Hey ihr Lieben, eine Freundin hat ein Bild für einen neuen Text geschoßen, weswegen wir euch beides nicht länger vorenthalten wollen. Viel Spaß beim Lesen

Bild von KS

Hörst du das leise Trommeln der U-Bahn Züge? Die Geigen im Wind? Ein fröhliches Lachen und dort hinten singt ein trauriges Kind.

Orangenes Straßenlicht durchdringt das schwarze Nachtgestöber. Wie Leuchtkugeln schwebt das zarte Leuchten in der tiefen Dunkeltheit. Und mitten drin ein stiller Tänzer.

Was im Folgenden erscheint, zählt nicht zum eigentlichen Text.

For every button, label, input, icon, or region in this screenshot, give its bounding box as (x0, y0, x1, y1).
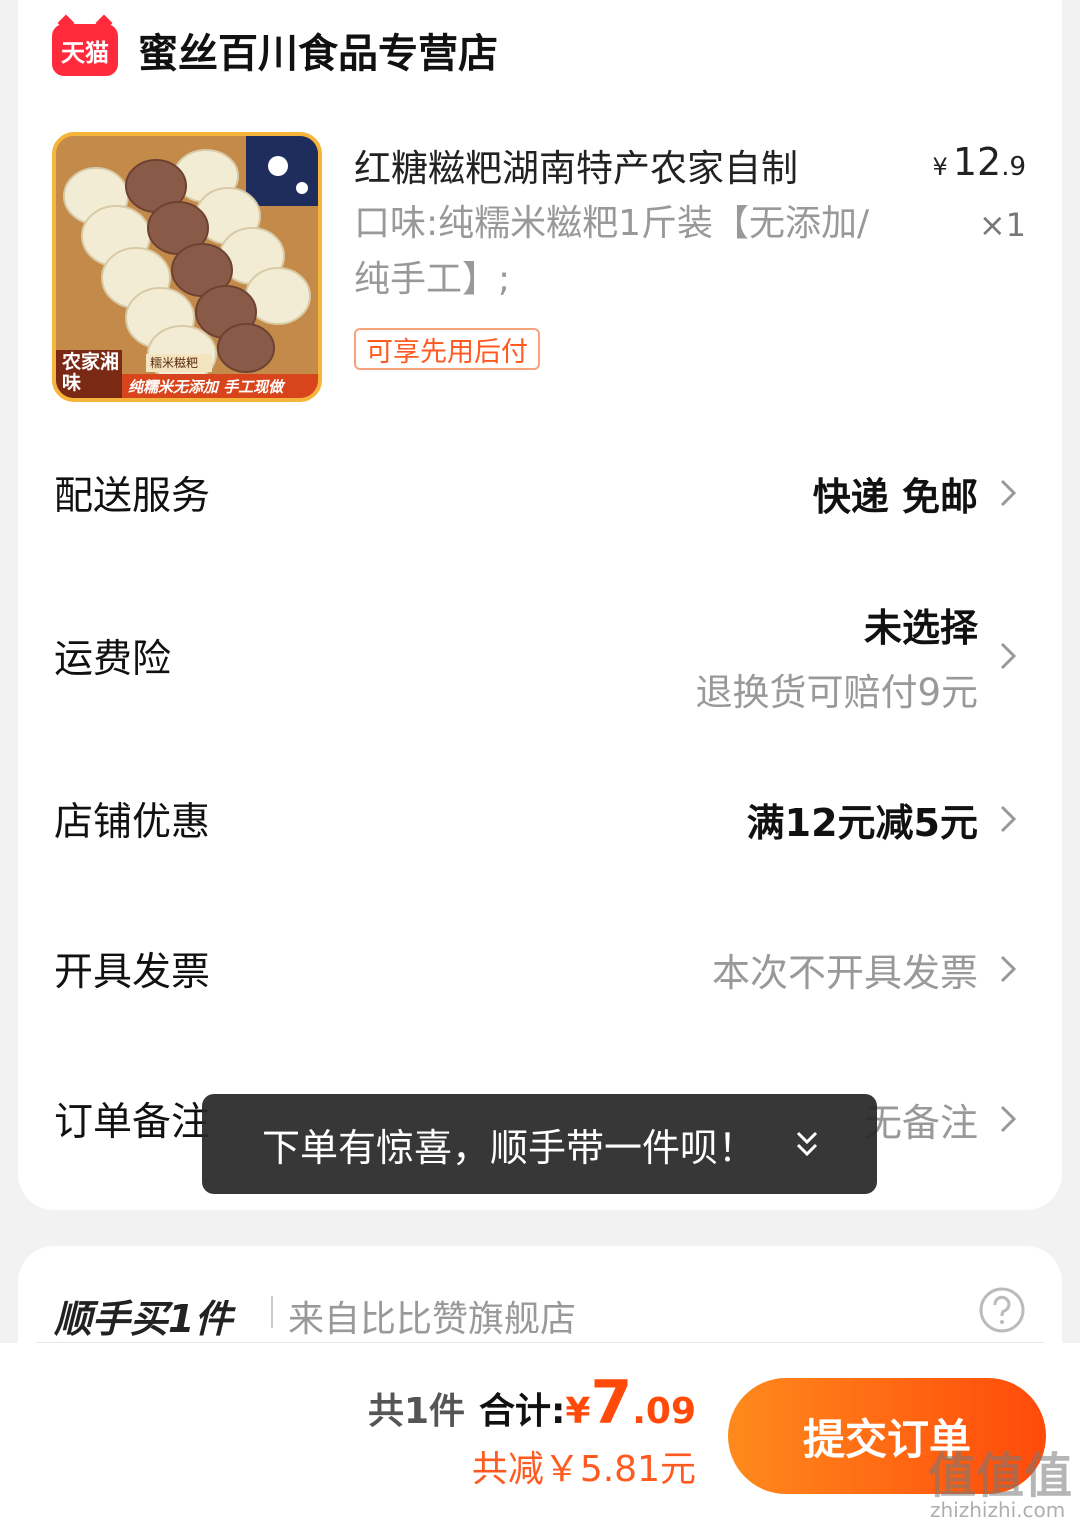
total-currency: ¥ (565, 1391, 591, 1432)
tmall-logo: 天猫 (52, 24, 118, 76)
order-card: 天猫 蜜丝百川食品专营店 农家湘味 糯米糍粑 纯糯米无添加 手工现做 红糖糍粑湖… (18, 0, 1062, 1210)
total-integer: 7 (590, 1368, 633, 1438)
addon-separator (271, 1296, 273, 1328)
delivery-label: 配送服务 (54, 474, 211, 519)
row-delivery[interactable]: 配送服务 快递 免邮 (54, 448, 1026, 538)
note-label: 订单备注 (54, 1100, 211, 1145)
invoice-label: 开具发票 (54, 950, 211, 995)
total-label: 合计: (479, 1391, 566, 1432)
price-currency: ¥ (932, 153, 948, 181)
pay-later-badge: 可享先用后付 (354, 328, 540, 370)
double-chevron-down-icon[interactable] (792, 1127, 822, 1161)
product-spec: 口味:纯糯米糍粑1斤装【无添加/纯手工】; (354, 203, 870, 300)
row-shipping-insurance[interactable]: 运费险 未选择 退换货可赔付9元 (54, 590, 1026, 722)
note-value: 无备注 (863, 1100, 978, 1145)
chevron-right-icon (1000, 805, 1017, 833)
product-price: ¥ 12.9 (932, 140, 1026, 184)
promo-toast[interactable]: 下单有惊喜，顺手带一件呗！ (202, 1094, 877, 1194)
row-invoice[interactable]: 开具发票 本次不开具发票 (54, 924, 1026, 1014)
addon-source: 来自比比赞旗舰店 (288, 1299, 577, 1340)
watermark-url: zhizhizhi.com (930, 1498, 1066, 1522)
price-decimal: .9 (1001, 152, 1026, 182)
row-store-discount[interactable]: 店铺优惠 满12元减5元 (54, 774, 1026, 864)
item-count: 共1件 (367, 1391, 465, 1432)
product-quantity: ×1 (978, 206, 1026, 244)
total-decimal: .09 (632, 1391, 696, 1432)
addon-title: 顺手买1件 (54, 1297, 233, 1341)
insurance-value: 未选择 (863, 605, 978, 650)
order-total: 共1件 合计: ¥ 7 .09 (368, 1368, 696, 1438)
image-banner-text: 纯糯米无添加 手工现做 (128, 378, 284, 396)
delivery-value: 快递 免邮 (812, 474, 978, 519)
store-header[interactable]: 天猫 蜜丝百川食品专营店 (52, 20, 498, 80)
chevron-right-icon (1000, 642, 1017, 670)
toast-text: 下单有惊喜，顺手带一件呗！ (262, 1125, 757, 1170)
store-name[interactable]: 蜜丝百川食品专营店 (138, 21, 498, 79)
price-integer: 12 (952, 140, 1002, 184)
help-icon[interactable] (978, 1286, 1026, 1334)
chevron-right-icon (1000, 479, 1017, 507)
invoice-value: 本次不开具发票 (711, 950, 978, 995)
insurance-sub: 退换货可赔付9元 (695, 670, 978, 714)
watermark: 值值值 (928, 1448, 1073, 1504)
image-corner-text: 农家湘味 (62, 351, 120, 394)
total-saving: 共减￥5.81元 (471, 1449, 696, 1490)
image-tag-text: 糯米糍粑 (150, 356, 199, 370)
chevron-right-icon (1000, 955, 1017, 983)
discount-value: 满12元减5元 (746, 800, 978, 845)
product-title[interactable]: 红糖糍粑湖南特产农家自制 (354, 138, 798, 192)
product-image[interactable]: 农家湘味 糯米糍粑 纯糯米无添加 手工现做 (52, 132, 322, 402)
insurance-label: 运费险 (54, 637, 172, 682)
discount-label: 店铺优惠 (54, 800, 211, 845)
chevron-right-icon (1000, 1105, 1017, 1133)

Er wird eins mit der Stadt, verschwimmt zwischen den Schatten und Lichtern. Schwerelose Anmut spricht aus seinem geschmeidigen Körper – dazu das starke Gefühl der Grenzenlosigkeit. Als könnte er mit den Vögeln in den kommenden Morgen stoßen, tanzt er und sein freies Herz bricht schlicht in Jubel aus.
Er streckt die Arme in die Luft, will fast schon schreien in bloßer Ekstase, doch der großen Geste folgt ein Nichts. Innehaltend starrt er in die Ferne, versunken in sich selbst und einer Welt, die ebenso undurchdringlich ist.

Hörst du das leise Trommeln seines müden Herzens? Die Geigen im Wind? Das fröhliche Lachen und dort hinten singt ein trauriges Kind.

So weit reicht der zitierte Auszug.